Sayyidina ‘Utsmān meninggalkan warisan besar bagi peradaban Islam:

  • Kodifikasi Al-Qur’an yang menjadi rujukan hingga kini.
  • Sistem administrasi dan militer modern di dunia Islam awal.
  • Teladan kesabaran dan keikhlasan, bahkan di tengah fitnah yang menimpa dirinya.

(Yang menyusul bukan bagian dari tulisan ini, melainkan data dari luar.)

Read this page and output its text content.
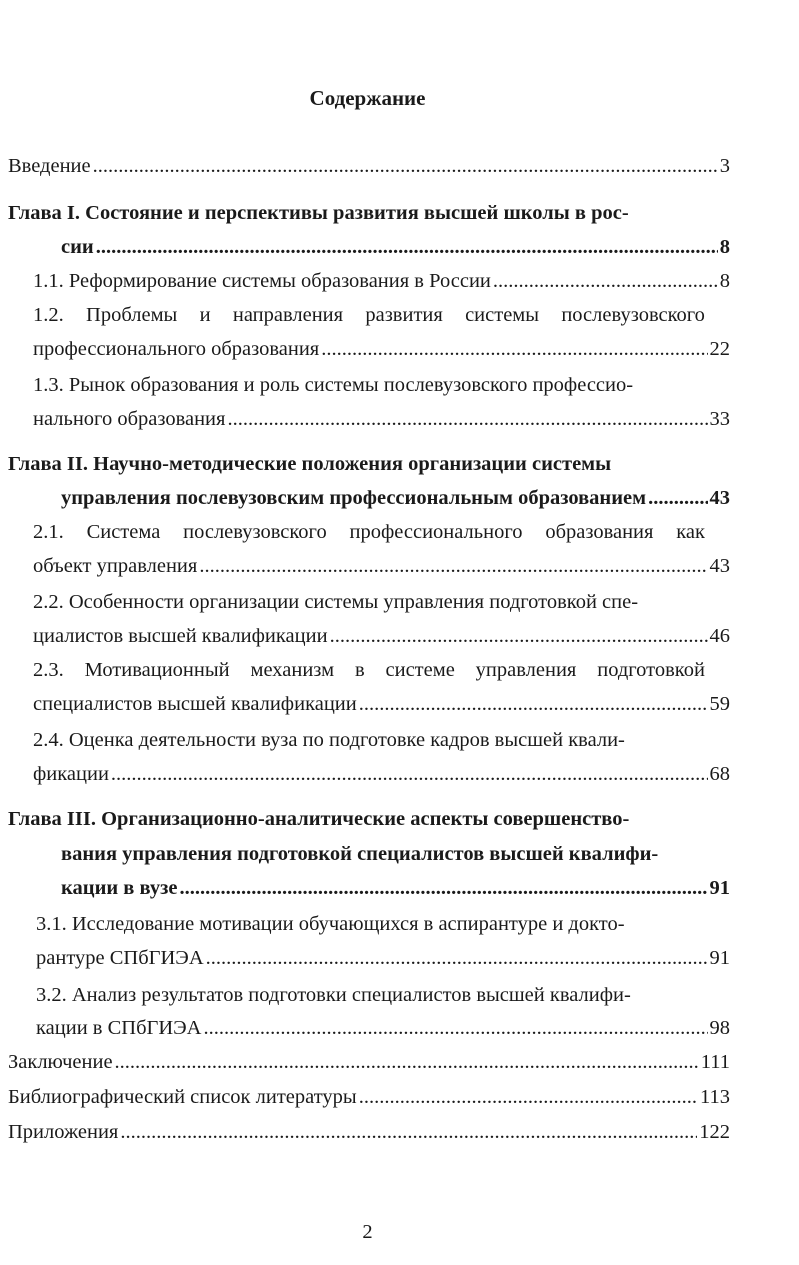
Содержание
Введение .....	3
Глава I. Состояние и перспективы развития высшей школы в рос-
сии .....	8
1.1. Реформирование системы образования в России .....	8
1.2. Проблемы и направления развития системы послевузовского
профессионального образования .....	22
1.3. Рынок образования и роль системы послевузовского профессио-
нального образования .....	33
Глава II. Научно-методические положения организации системы
управления послевузовским профессиональным образованием .....	43
2.1. Система послевузовского профессионального образования как
объект управления .....	43
2.2. Особенности организации системы управления подготовкой спе-
циалистов высшей квалификации .....	46
2.3. Мотивационный механизм в системе управления подготовкой
специалистов высшей квалификации .....	59
2.4. Оценка деятельности вуза по подготовке кадров высшей квали-
фикации .....	68
Глава III. Организационно-аналитические аспекты совершенство-
вания управления подготовкой специалистов высшей квалифи-
кации в вузе .....	91
3.1. Исследование мотивации обучающихся в аспирантуре и докто-
рантуре СПбГИЭА .....	91
3.2. Анализ результатов подготовки специалистов высшей квалифи-
кации в СПбГИЭА .....	98
Заключение .....	111
Библиографический список литературы .....	113
Приложения .....	122
2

Ibnu Katsīr menulis dalam Al-Bidāyah wan-Nihāyah:

“Utsman adalah sosok pemimpin yang sangat dermawan, lembut, dan sabar. Dunia tidak kehilangan seorang khalifah, tetapi kehilangan teladan keikhlasan.”

5. Penutup

Kepemimpinan Sayyidina ‘Utsmān bin ‘Affān ra. adalah masa peralihan antara stabilitas dan ujian besar bagi umat Islam. Ia menunjukkan bahwa kekuasaan sejati bukan diukur dari besarnya wilayah, melainkan dari kemampuannya menjaga kemurnian agama dan keutuhan umat di tengah ujian.

Daftar Sumber Rujukan:

  1. Al-Ṭabarī, Tārīkh al-Ṭabarī, Dār al-Kutub al-‘Ilmiyyah, Beirut, jilid 4.
  2. Ibn Katsīr, Al-Bidāyah wan-Nihāyah, Dār al-Fikr, jilid 7.
  3. As-Suyūṭī, Al-Itqān fī ‘Ulūm al-Qur’ān, Dār al-Fikr, jilid 1.
  4. Ibn Sa‘d, Ṭabaqāt al-Kubrā, jilid 3.
  5. Khalid Muhammad Khalid, Khulafā’ ar-Rāsyidīn: Biografi dan Kepemimpinan Empat Khalifah, (Terj. Pustaka Al-Kautsar, 2018).
  6. Dr. Ali Muhammad Ash-Shallabi, ‘Utsmān bin ‘Affān – Dzun Nurain: Kepribadian dan Kepemimpinannya, (Darul Haq, 2015).